Solved: Splunk Cloud- HUGE uptick in _internal errors invo...

kelstahl8705 · ‎10-03-2023

Hey Splunk Community 🙂

Ok Ive got a tale of woe, intrigue, revenge, index=_*, and python 3.7

My tale begins a few weeks ago when myself and the other Splunk admin where just like "Ok, I know searches can be slow but like EVERYTHING is just draggin" We opened a support ticket, talked about it with AOD, let our Splunk team know, got told we might be under provisioned for SVCs and indexers no wait over provisioned, no wait do better searches, no wait again skynet is like "why is you instance doing that?". We also got a Splunk engineer assigned to our case and were told our instance is fine.

Le sigh, when I tell you I rabbled rabbled rabbled racka facka Mr. Krabs .... I was definitely salty.
So I took it upon myself to dive deeper then I have ever EEEEEVER dived before... index=_* error OR failed OR severe OR ( sourcetype=access_* ( 404 OR 500 OR 503 ) )

I know I know it was a rough one BUT down the rabbit hole I went. I did this search back as far my instance would go.

October 2022
and counted from there. I was trying to find any sort of 'spike' or anomaly something to explain that our instance is not fine.
October 2022 -2
November 2022- 0
December 2022- 0
January- 25
February- 0
March- 29
April- 15
May-44
June- 1843
July-40,081
August- 569,004
September-119,696,269
October - dont ask, ok fine, so far in October there are 21,604,091

The climb is real and now I had to find what was doing it?

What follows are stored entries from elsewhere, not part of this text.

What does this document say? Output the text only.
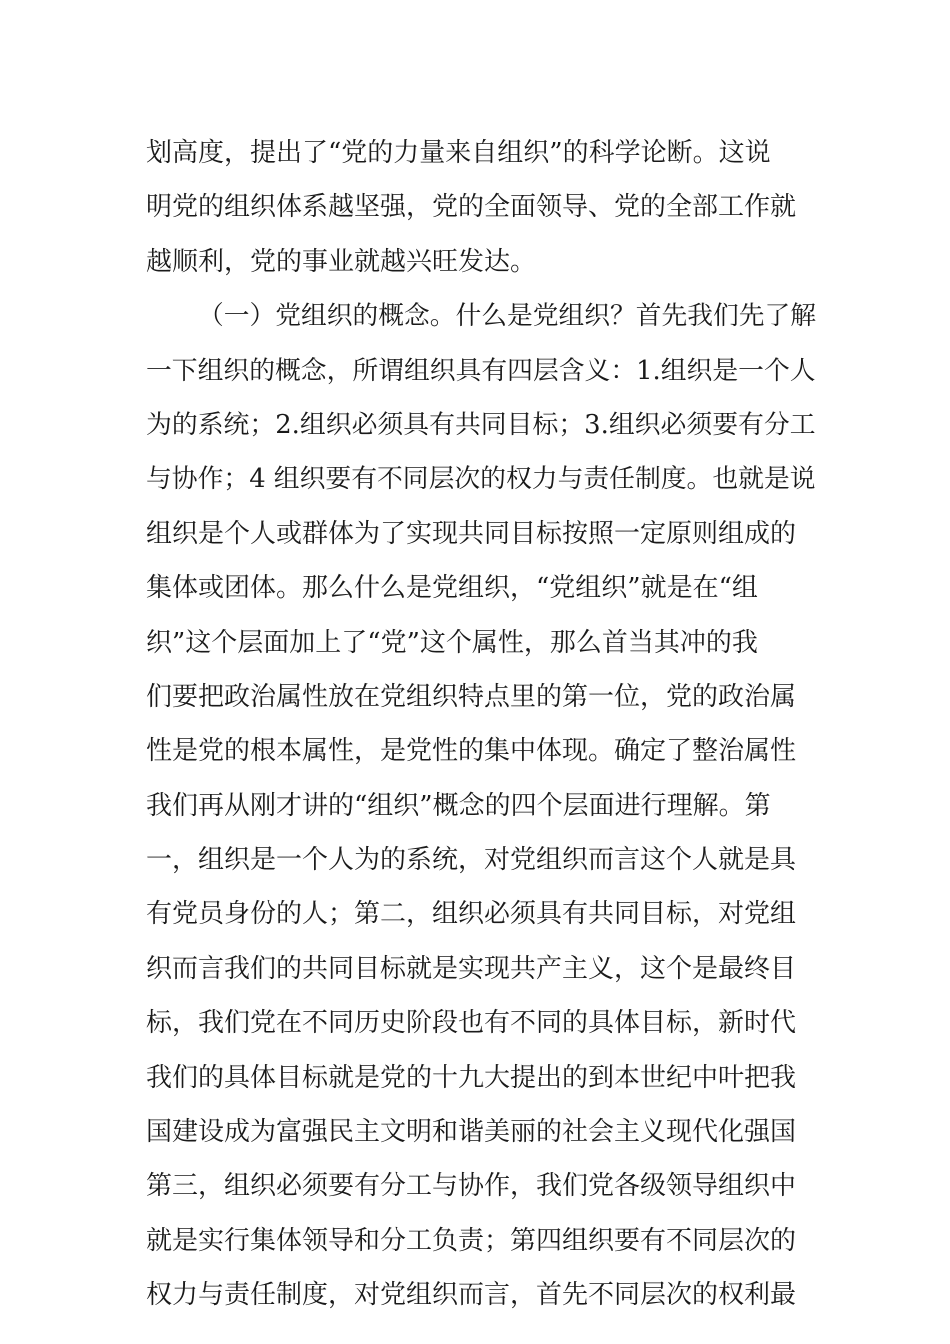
划高度，提出了“党的力量来自组织”的科学论断。这说
明党的组织体系越坚强，党的全面领导、党的全部工作就
越顺利，党的事业就越兴旺发达。
（一）党组织的概念。什么是党组织？首先我们先了解
一下组织的概念，所谓组织具有四层含义：1.组织是一个人
为的系统；2.组织必须具有共同目标；3.组织必须要有分工
与协作；4 组织要有不同层次的权力与责任制度。也就是说
组织是个人或群体为了实现共同目标按照一定原则组成的
集体或团体。那么什么是党组织，“党组织”就是在“组
织”这个层面加上了“党”这个属性，那么首当其冲的我
们要把政治属性放在党组织特点里的第一位，党的政治属
性是党的根本属性，是党性的集中体现。确定了整治属性
我们再从刚才讲的“组织”概念的四个层面进行理解。第
一，组织是一个人为的系统，对党组织而言这个人就是具
有党员身份的人；第二，组织必须具有共同目标，对党组
织而言我们的共同目标就是实现共产主义，这个是最终目
标，我们党在不同历史阶段也有不同的具体目标，新时代
我们的具体目标就是党的十九大提出的到本世纪中叶把我
国建设成为富强民主文明和谐美丽的社会主义现代化强国
第三，组织必须要有分工与协作，我们党各级领导组织中
就是实行集体领导和分工负责；第四组织要有不同层次的
权力与责任制度，对党组织而言，首先不同层次的权利最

From August and back it was a lot of connection/time out errors from the UF on some endpoints so nothing super weird just a lot of them.

SEPTEMBER, specifically 9/2/23 11:49:25.331 AM This girl blew up!
The 1st event_message was...
09-02-2023 16:49:25.331 +0000 ERROR PersistentScript [3873892 PersistentScriptIo] - From {/opt/splunk/bin/python3.7 /opt/splunk/etc/apps/TA-Zscaler_CIM/bin/TA_Zscaler_CIM_rh_settings.py persistent}: WARNING:root:Run function: get_password failed: Traceback (most recent call last):

The rest of the event messages that followed were these ...
see 3 attached screen shots

I did a 'last 15 min" search but like September's show this hits the millions. Also, I see it's not just one app, its several of our apps that we use API to get logs into Splunk with, but not all the apps we use shows on the list (weird), and it's not just limited to 3rd party apps, the Splunk cloud admin app is on there among others (see attached VSC doc) I also checked that any of these apps may be out of date and they are all on their current version.

I did see one post on community (https://community.splunk.com/t5/All-Apps-and-Add-ons/ERROR-PersistentScript-23354-PersistentScriptIo...) but there was no reply.
I also 1st posted on the Slack channel to see if anyone else was or had experienced this happening.
https://splunk-usergroups.slack.com/archives/C23PUUYAF/p1696351395640639
and last but not least I did open another support ticket so hopefully I can give an update if I get so good deets!

Appreciate you 🙂
-Kelly

tscroggins · ‎10-08-2023

Hi Kelly,

The following error is normal when no proxy is enabled or no proxy credentials are saved in TA-Zscaler_CIM:

PersistentScript - From {/opt/splunk/bin/python3.7 /opt/splunk/etc/apps/TA-Zscaler_CIM/bin/TA_Zscaler_CIM_rh_settings.py persistent}: solnlib.credentials.CredentialNotExistException: Failed to get password of realm=__REST_CREDENTIAL__#TA-Zscaler_CIM#configs/conf-ta_zscaler_cim_settings, user=proxy.

The error is likely normal in TA-sailpoint_identitynow-auditevent-add-on and TA-trendmicrocloudappsecurity for the same reason.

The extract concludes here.